Okay. I love this movie. It’s clever, it’s a laugh a minute, and its family friendly message ties it all together nicely at the end. There’s just one thing I wasn’t pleased about with The Lego Movie: It fails the Bechdel test. (It fails in my opinion. There is some debate on bechdeltest.com, but at best its pass is a technicality.)
What’s that? Well, it’s a test of female representation in movies that first originated with a comic by Alison Bechdel. The gist is, to pass, a movie needs to have at least two women having a conversation that isn’t about a man. That’s all. Passing doesn’t mean a movie is great, and failing doesn’t mean it’s misogynist. (By the way, most films fail.) The test is, however, a valuable tool to help writers think about the number of female characters they include and the types of roles female characters inhabit.
NOTE: I talk about Lego Movie characters below, not plot. I don’t think these include any real spoilers, but look away now if you don’t want to know anything for fear of ruining the movie. And it is a very fun film.

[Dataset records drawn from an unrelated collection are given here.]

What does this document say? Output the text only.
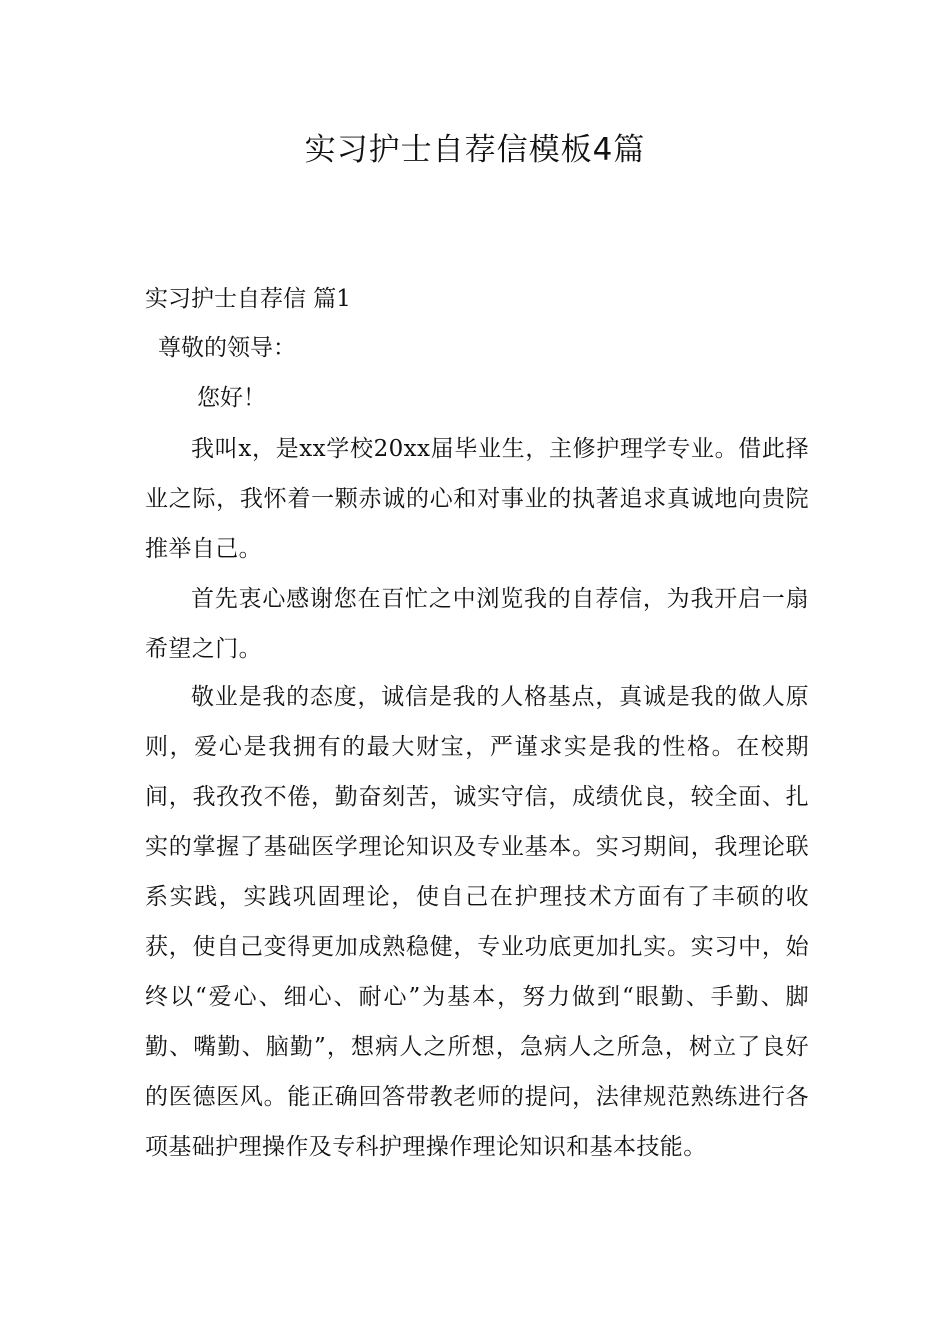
实习护士自荐信模板4篇
实习护士自荐信 篇1

尊敬的领导：

您好！

我叫x，是xx学校20xx届毕业生，主修护理学专业。借此择业之际，我怀着一颗赤诚的心和对事业的执著追求真诚地向贵院推举自己。

首先衷心感谢您在百忙之中浏览我的自荐信，为我开启一扇希望之门。

敬业是我的态度，诚信是我的人格基点，真诚是我的做人原则，爱心是我拥有的最大财宝，严谨求实是我的性格。在校期间，我孜孜不倦，勤奋刻苦，诚实守信，成绩优良，较全面、扎实的掌握了基础医学理论知识及专业基本。实习期间，我理论联系实践，实践巩固理论，使自己在护理技术方面有了丰硕的收获，使自己变得更加成熟稳健，专业功底更加扎实。实习中，始终以“爱心、细心、耐心”为基本，努力做到“眼勤、手勤、脚勤、嘴勤、脑勤”，想病人之所想，急病人之所急，树立了良好的医德医风。能正确回答带教老师的提问，法律规范熟练进行各项基础护理操作及专科护理操作理论知识和基本技能。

Let’s look at the central characters on the side of good. There’s one woman, one non-human female and five men. Not even close to the real life ratio of women to men. Then, there’s the roles these females play. Our one woman is the love interest. The non-human female is a comic character based around her girlishness. Huh.
But, what could this have been with a more even gender representation? Imagine if Morgan Freeman’s character was female. What about a female Robopirate?
Yet, before we get too incensed, it is important to consider that these are probably not deliberate choices. I don’t think so anyway. I think that these characters are male because it felt right to the writers. And it is that feeling that we need to analyze. Why did it feel right for the mentor character (and virtually all mentor characters) to be male? What does that say about society?
So, the next time you write a character that just feels right to be male or to be female, ask yourself why? Think about the kinds of messages you may be passing on unintentionally and how you can make statements by flipping the gender expectations. Give your story a Bechdel test or a reverse Bechdel test (do you have enough men?) and look at your choices. Stories—Movies, novels, short works—all say something about gender. What do you have to say?
*While we’re wondering where the Lego women are in the movie, we might wonder where they are in the toy stores too, as a 7-year-old girl recently brought to national attention.
*I know I haven’t even touched on the lack of racial diversity in the movie, which is another huge topic and could be its own post.